Вернемся к святилищам обских угров. Итак, предполагается, что в прошлом каждый поселок имел свое культовое место, где регулярно приносились жертвы духу-предку и покровителю. Эти святилища располагались вдали от поселка, на труднодоступных островах, возвышающихся среди болот. К святилищу вела малозаметная тропка, известная лишь посвященным. Сюда не могли приходить даже мужчины, жившие в других поселках: у тех был свой предок. Тем более не позволялось приближаться к святилищам женщинам-чужеродкам. Они заведомо исключались из состава культового сообщества, так как были рождены на иной земле. Девочки до достижения возраста половой зрелости могли посещать остров вместе с отцами, но как только приближался возраст вступления в брак, и для них эта территория становилась закрытой. Есть много свидетельств, что прежде подходы к священному острову охранялись. На тропах ставили самострелы, устраивали ловушки. Возможно, что сотни лет назад остров охранялся и вооруженными воинами. Такая предосторожность, конечно же, не случайна. В течение многих лет на святилищах совершались жертвоприношения, здесь скапливались значительные материальные богатства — от ценных мехов до восточного серебра и дорогого оружия.
Средневековье с его воинственными правами, накоплением богатств в руках богатырей — предводителей поселков, конечно же, способствовало превращению святилищ в настоящие кладовые. И тем более трудно предположить, что чужое святилище не было заманчивой целью военного похода. Их грабили и разоряли многократно. Вспомним европейскую историю, когда любое нашествие сопровождалось разорением и осквернением храма. Таежные святилища переносили с места на место, благо что укромных мест в тайге немало. И все же не только сокровища сокрывались на таежных островах от постороннего глаза. Место жительства духа-покровителя было священным потому, что этот островок был сакральным центром своей, пусть маленькой, земли. Это символ Родины.
От благополучного существования на святилище духа-предка и его семьи — согласно логике мифологического мышления — зависела жизнь близлежащего поселка. Фигура духа-предка оказалась в фокусе ритуальной практики еще и потому, что сам образ по-человечески близок и понятен каждому. Это предок, пращур, основа и причина наличного бытия. Здесь хотелось бы остановить внимание читателя на одном обстоятельстве. Есть мнение, что «в культурах древнего и средневекового миров нужно разграничивать относительно статичные, повторяющиеся и в этом смысле как бы «вневременные» структуры и более динамичные, индивидуализированные и неповторимые феномены».
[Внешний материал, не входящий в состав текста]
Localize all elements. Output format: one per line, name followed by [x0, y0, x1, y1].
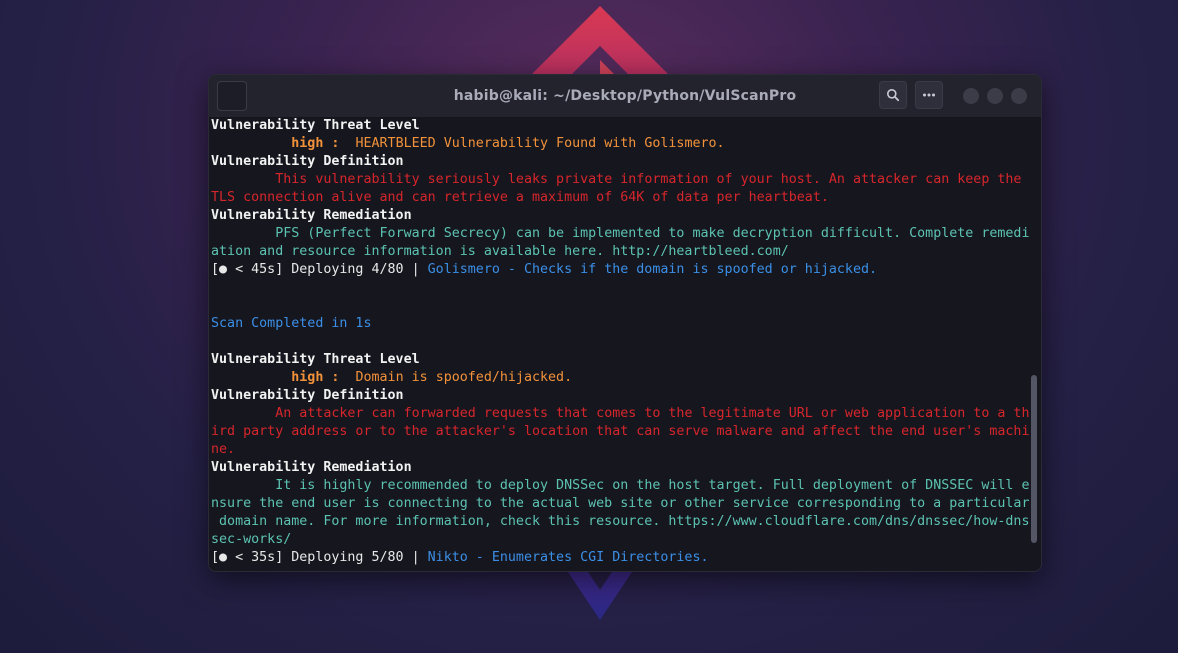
definition-text: An attacker can forwarded requests that …: [275, 406, 1030, 421]
search-icon: [887, 89, 900, 102]
severity-label: high :: [291, 370, 348, 385]
minimize-button[interactable]: [963, 88, 979, 104]
threat-level-line: high : HEARTBLEED Vulnerability Found wi…: [211, 135, 1029, 153]
remediation-line: sec-works/: [211, 532, 292, 547]
remediation-line: PFS (Perfect Forward Secrecy) can be imp…: [211, 225, 1029, 243]
remediation-text: It is highly recommended to deploy DNSSe…: [275, 478, 1030, 493]
definition-line: This vulnerability seriously leaks priva…: [211, 171, 1029, 189]
terminal-window: habib@kali: ~/Desktop/Python/VulScanPro …: [208, 74, 1042, 572]
search-button[interactable]: [879, 81, 907, 109]
title-bar[interactable]: habib@kali: ~/Desktop/Python/VulScanPro: [209, 75, 1041, 118]
scan-completed: Scan Completed in 1s: [211, 316, 372, 331]
definition-line: An attacker can forwarded requests that …: [211, 405, 1029, 423]
scrollbar-thumb[interactable]: [1031, 375, 1037, 543]
remediation-heading: Vulnerability Remediation: [211, 208, 412, 223]
definition-line: ne.: [211, 442, 236, 457]
definition-line: ird party address or to the attacker's l…: [211, 424, 1030, 439]
threat-text: HEARTBLEED Vulnerability Found with Goli…: [347, 136, 725, 151]
definition-line: TLS connection alive and can retrieve a …: [211, 190, 829, 205]
threat-level-heading: Vulnerability Threat Level: [211, 118, 420, 133]
more-dots-icon: [923, 93, 935, 97]
scrollbar[interactable]: [1031, 375, 1037, 543]
deploy-progress: [● < 35s] Deploying 5/80 |: [211, 550, 428, 565]
definition-heading: Vulnerability Definition: [211, 388, 404, 403]
definition-text: This vulnerability seriously leaks priva…: [275, 172, 1022, 187]
remediation-line: ation and resource information is availa…: [211, 244, 789, 259]
threat-level-heading: Vulnerability Threat Level: [211, 352, 420, 367]
definition-heading: Vulnerability Definition: [211, 154, 404, 169]
threat-text: Domain is spoofed/hijacked.: [347, 370, 573, 385]
deploy-description: Nikto - Enumerates CGI Directories.: [427, 550, 709, 565]
deploy-status-line: [● < 35s] Deploying 5/80 | Nikto - Enume…: [211, 549, 1029, 567]
remediation-line: nsure the end user is connecting to the …: [211, 496, 1030, 511]
deploy-status-line: [● < 45s] Deploying 4/80 | Golismero - C…: [211, 261, 1029, 279]
remediation-heading: Vulnerability Remediation: [211, 460, 412, 475]
deploy-progress: [● < 45s] Deploying 4/80 |: [211, 262, 428, 277]
severity-label: high :: [291, 136, 348, 151]
menu-button[interactable]: [915, 81, 943, 109]
close-button[interactable]: [1011, 88, 1027, 104]
threat-level-line: high : Domain is spoofed/hijacked.: [211, 369, 1029, 387]
remediation-line: It is highly recommended to deploy DNSSe…: [211, 477, 1029, 495]
maximize-button[interactable]: [987, 88, 1003, 104]
remediation-text: PFS (Perfect Forward Secrecy) can be imp…: [275, 226, 1030, 241]
remediation-line: domain name. For more information, check…: [211, 514, 1030, 529]
deploy-description: Golismero - Checks if the domain is spoo…: [427, 262, 878, 277]
terminal-output[interactable]: Vulnerability Threat Level high : HEARTB…: [209, 117, 1041, 571]
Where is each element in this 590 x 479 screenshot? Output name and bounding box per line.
Культура сибирского средневековья изучена несравненно слабее, чем культура средних веков Европы, но и здесь можно выделить, хотя бы в виде тенденции, два пласта в духовной культуре. Один из них, наиболее древний, имел непреходящее значение и был достоянием всего населения, фактом его обыденного сознания. Это верования и представления, уходящие своими истоками за пределы нашей эры и связанные с почитанием природы. Здесь, думается, неиссякаемый источник тех идей и установок, которые питали культ духов-предков. Другой, меньший по объему пласт духовной культуры — это результат творческого отношения к миру отдельных представителей общества, людей одаренных и неравнодушных к мысли и слову. Конечно, их деятельность проходила в рамках традиционного мироощущения, по силами именно этих людей определялись и формулировались основные положения расплывчатого народного миропонимания. Это шаманы, старики, умудренные жизнью, хранители святилищ. Обе линии развития народной культуры находились в диалектическом взаимодействии. Но воспроизводились постоянно те идеи и представления, для понимания которых не требовалось углубленного знания мифологии, жизнеспособность их определялась тем, насколько прочно они вошли в плоть и кровь культуры. Поэтому рядовые члены общества, как правило, не слишком вникали в топкости обрядовой практики и шаманского фольклора. Круг доступных и близких им идей довольно узок; обо всем, что выходит за пределы этого круга, они имели приблизительное представление.
Культ духа-предка и покровителя, вероятно, относится к топ сфере общественного сознания, где большинство мужчин ориентировались хорошо. Он стал неотъемлемой частью их повседневной хозяйственной и семейной жизни. Поэтому есть все основания считать, что эта линия развития религиозных верований была одной из наиболее значимых и в эпоху средневековья.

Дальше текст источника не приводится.